Celia Sarabia Hightower was a native Tucsonan and a first generation American; her father’s lineage being Spanish and her mother’s being Mexican. Her sister states that with both parents working full time, Celia took on the role as surrogate mother to her siblings. Because she was such an exemplary student, she motivated them to be disciplined in their studies, scheduling and supervising their chores and poured into their lives daily.
Celia graduated from Sahuaro in 1972, which was the first 4-year class from Sahuaro. While at Sahuaro she was involved in many school activities and served on Student Council.
Celia then graduated, with honors, from the Nursing program at the University of Arizona in 1976. After only seven months being a practicing nurse, she was hired as a trauma nurse at St. Joseph’s Hospital. She remained there for six years; however, after three years, she knew she had a higher calling in the medical field and decided to go back to school. She went on to earn her Masters Degree in Management Information Systems and entered the banking and finance industry. After receiving her Master’s degree, she entered the banking world for 1st Federal Savings, which became Mera Bank, and was later absorbed by Bank of America.

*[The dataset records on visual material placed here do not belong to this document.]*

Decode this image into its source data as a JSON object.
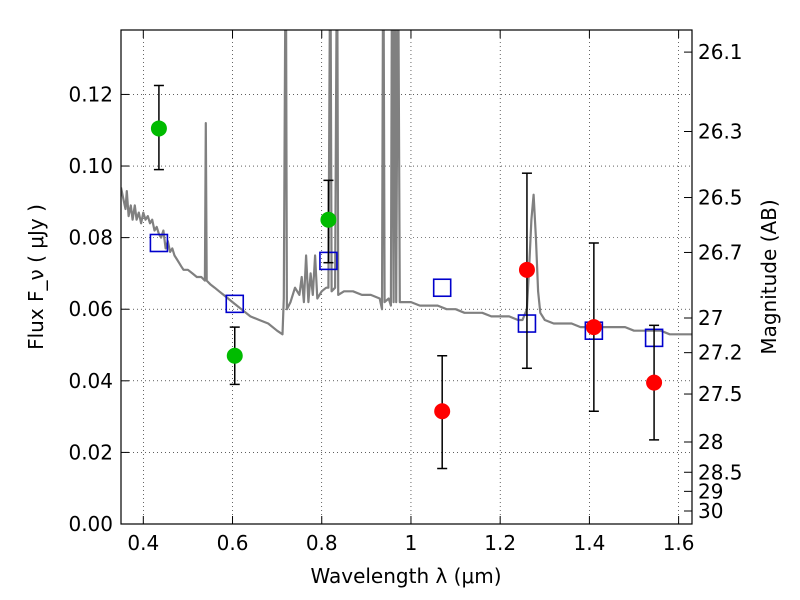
{
  "chart_data": {
    "type": "scatter",
    "xlabel": "Wavelength  λ (μm)",
    "ylabel": "Flux  F_ν  ( μJy )",
    "y2label": "Magnitude (AB)",
    "xlim": [
      0.35,
      1.63
    ],
    "ylim": [
      0.0,
      0.138
    ],
    "grid": true,
    "x_ticks": [
      "0.4",
      "0.6",
      "0.8",
      "1",
      "1.2",
      "1.4",
      "1.6"
    ],
    "x_tick_values": [
      0.4,
      0.6,
      0.8,
      1.0,
      1.2,
      1.4,
      1.6
    ],
    "y_ticks": [
      "0.00",
      "0.02",
      "0.04",
      "0.06",
      "0.08",
      "0.10",
      "0.12"
    ],
    "y_tick_values": [
      0.0,
      0.02,
      0.04,
      0.06,
      0.08,
      0.1,
      0.12
    ],
    "mag_ticks": [
      {
        "label": "26.1",
        "mag": 26.1
      },
      {
        "label": "26.3",
        "mag": 26.3
      },
      {
        "label": "26.5",
        "mag": 26.5
      },
      {
        "label": "26.7",
        "mag": 26.7
      },
      {
        "label": "27",
        "mag": 27.0
      },
      {
        "label": "27.2",
        "mag": 27.2
      },
      {
        "label": "27.5",
        "mag": 27.5
      },
      {
        "label": "28",
        "mag": 28.0
      },
      {
        "label": "28.5",
        "mag": 28.5
      },
      {
        "label": "29",
        "mag": 29.0
      },
      {
        "label": "30",
        "mag": 30.0
      }
    ],
    "series": [
      {
        "kind": "line",
        "color": "#808080",
        "points": [
          [
            0.35,
            0.094
          ],
          [
            0.355,
            0.091
          ],
          [
            0.36,
            0.088
          ],
          [
            0.363,
            0.093
          ],
          [
            0.367,
            0.086
          ],
          [
            0.372,
            0.089
          ],
          [
            0.376,
            0.085
          ],
          [
            0.381,
            0.089
          ],
          [
            0.385,
            0.085
          ],
          [
            0.39,
            0.087
          ],
          [
            0.395,
            0.084
          ],
          [
            0.4,
            0.087
          ],
          [
            0.405,
            0.085
          ],
          [
            0.41,
            0.086
          ],
          [
            0.415,
            0.084
          ],
          [
            0.42,
            0.085
          ],
          [
            0.425,
            0.082
          ],
          [
            0.43,
            0.083
          ],
          [
            0.435,
            0.081
          ],
          [
            0.44,
            0.08
          ],
          [
            0.445,
            0.082
          ],
          [
            0.45,
            0.077
          ],
          [
            0.455,
            0.079
          ],
          [
            0.46,
            0.076
          ],
          [
            0.465,
            0.077
          ],
          [
            0.47,
            0.075
          ],
          [
            0.475,
            0.074
          ],
          [
            0.48,
            0.073
          ],
          [
            0.485,
            0.072
          ],
          [
            0.49,
            0.071
          ],
          [
            0.5,
            0.071
          ],
          [
            0.51,
            0.07
          ],
          [
            0.52,
            0.069
          ],
          [
            0.53,
            0.069
          ],
          [
            0.538,
            0.068
          ],
          [
            0.54,
            0.112
          ],
          [
            0.542,
            0.068
          ],
          [
            0.55,
            0.067
          ],
          [
            0.56,
            0.066
          ],
          [
            0.57,
            0.065
          ],
          [
            0.58,
            0.064
          ],
          [
            0.59,
            0.063
          ],
          [
            0.6,
            0.062
          ],
          [
            0.62,
            0.06
          ],
          [
            0.64,
            0.058
          ],
          [
            0.66,
            0.057
          ],
          [
            0.68,
            0.056
          ],
          [
            0.7,
            0.054
          ],
          [
            0.712,
            0.053
          ],
          [
            0.715,
            0.063
          ],
          [
            0.718,
            0.14
          ],
          [
            0.72,
            0.14
          ],
          [
            0.722,
            0.06
          ],
          [
            0.73,
            0.062
          ],
          [
            0.74,
            0.066
          ],
          [
            0.75,
            0.064
          ],
          [
            0.755,
            0.069
          ],
          [
            0.76,
            0.062
          ],
          [
            0.765,
            0.075
          ],
          [
            0.77,
            0.062
          ],
          [
            0.775,
            0.07
          ],
          [
            0.78,
            0.064
          ],
          [
            0.785,
            0.075
          ],
          [
            0.79,
            0.063
          ],
          [
            0.8,
            0.065
          ],
          [
            0.81,
            0.066
          ],
          [
            0.815,
            0.066
          ],
          [
            0.818,
            0.14
          ],
          [
            0.82,
            0.14
          ],
          [
            0.822,
            0.065
          ],
          [
            0.83,
            0.066
          ],
          [
            0.833,
            0.14
          ],
          [
            0.835,
            0.14
          ],
          [
            0.837,
            0.064
          ],
          [
            0.85,
            0.065
          ],
          [
            0.87,
            0.065
          ],
          [
            0.89,
            0.064
          ],
          [
            0.91,
            0.064
          ],
          [
            0.93,
            0.063
          ],
          [
            0.935,
            0.06
          ],
          [
            0.937,
            0.14
          ],
          [
            0.939,
            0.14
          ],
          [
            0.941,
            0.062
          ],
          [
            0.95,
            0.063
          ],
          [
            0.955,
            0.061
          ],
          [
            0.957,
            0.14
          ],
          [
            0.959,
            0.14
          ],
          [
            0.961,
            0.062
          ],
          [
            0.963,
            0.14
          ],
          [
            0.965,
            0.14
          ],
          [
            0.967,
            0.062
          ],
          [
            0.97,
            0.14
          ],
          [
            0.972,
            0.14
          ],
          [
            0.975,
            0.062
          ],
          [
            0.99,
            0.062
          ],
          [
            1.0,
            0.062
          ],
          [
            1.02,
            0.061
          ],
          [
            1.04,
            0.061
          ],
          [
            1.06,
            0.061
          ],
          [
            1.08,
            0.06
          ],
          [
            1.1,
            0.06
          ],
          [
            1.12,
            0.059
          ],
          [
            1.14,
            0.059
          ],
          [
            1.16,
            0.059
          ],
          [
            1.18,
            0.058
          ],
          [
            1.2,
            0.058
          ],
          [
            1.22,
            0.058
          ],
          [
            1.24,
            0.057
          ],
          [
            1.25,
            0.057
          ],
          [
            1.26,
            0.06
          ],
          [
            1.265,
            0.072
          ],
          [
            1.27,
            0.085
          ],
          [
            1.275,
            0.092
          ],
          [
            1.28,
            0.08
          ],
          [
            1.285,
            0.065
          ],
          [
            1.29,
            0.059
          ],
          [
            1.3,
            0.057
          ],
          [
            1.32,
            0.056
          ],
          [
            1.34,
            0.056
          ],
          [
            1.36,
            0.056
          ],
          [
            1.38,
            0.055
          ],
          [
            1.4,
            0.055
          ],
          [
            1.42,
            0.055
          ],
          [
            1.44,
            0.055
          ],
          [
            1.46,
            0.055
          ],
          [
            1.48,
            0.055
          ],
          [
            1.5,
            0.054
          ],
          [
            1.52,
            0.054
          ],
          [
            1.54,
            0.054
          ],
          [
            1.56,
            0.054
          ],
          [
            1.58,
            0.053
          ],
          [
            1.6,
            0.053
          ],
          [
            1.63,
            0.053
          ]
        ]
      },
      {
        "kind": "open-square",
        "color": "#0000cc",
        "points": [
          [
            0.435,
            0.0785
          ],
          [
            0.605,
            0.0615
          ],
          [
            0.815,
            0.0735
          ],
          [
            1.07,
            0.066
          ],
          [
            1.26,
            0.056
          ],
          [
            1.41,
            0.054
          ],
          [
            1.545,
            0.052
          ]
        ]
      },
      {
        "kind": "filled-circle",
        "color": "#00bb00",
        "points": [
          {
            "x": 0.435,
            "y": 0.1105,
            "err_low": 0.099,
            "err_high": 0.1225
          },
          {
            "x": 0.605,
            "y": 0.047,
            "err_low": 0.039,
            "err_high": 0.055
          },
          {
            "x": 0.815,
            "y": 0.085,
            "err_low": 0.073,
            "err_high": 0.096
          }
        ]
      },
      {
        "kind": "filled-circle",
        "color": "#ff0000",
        "points": [
          {
            "x": 1.07,
            "y": 0.0315,
            "err_low": 0.0155,
            "err_high": 0.047
          },
          {
            "x": 1.26,
            "y": 0.071,
            "err_low": 0.0435,
            "err_high": 0.098
          },
          {
            "x": 1.41,
            "y": 0.055,
            "err_low": 0.0315,
            "err_high": 0.0785
          },
          {
            "x": 1.545,
            "y": 0.0395,
            "err_low": 0.0235,
            "err_high": 0.0555
          }
        ]
      }
    ]
  }
}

Using her experience and the tools she learned in Finance, Celia began her career at El Rio Community Health Center where she has helped it become one of the nation’s largest non-profit healthcare providers serving over 76,000 people, the majority of whom live at or below the poverty level. In one year she led El Rio Healthcare from Chapter 11 bankruptcy to $360,000 in profits. In October 2013, Celia was named the 2013 Chief Financial Officer of the Year. Because of this achievement, Celia was then recognized with a Congressional Special Recognition Certificate by the United States Congress in November of 2013. Faith, family and serving others were the mainstays of Celia’s life. She and her husband, Penn, were married for 46 years and they have two daughters, Kristina and Sandra.
Celia passed away in October 2016 after a courageous battle with Pancreatic Cancer. Her accomplishments in her professional and personal life reverberate for tens of thousands of Southern Arizonans.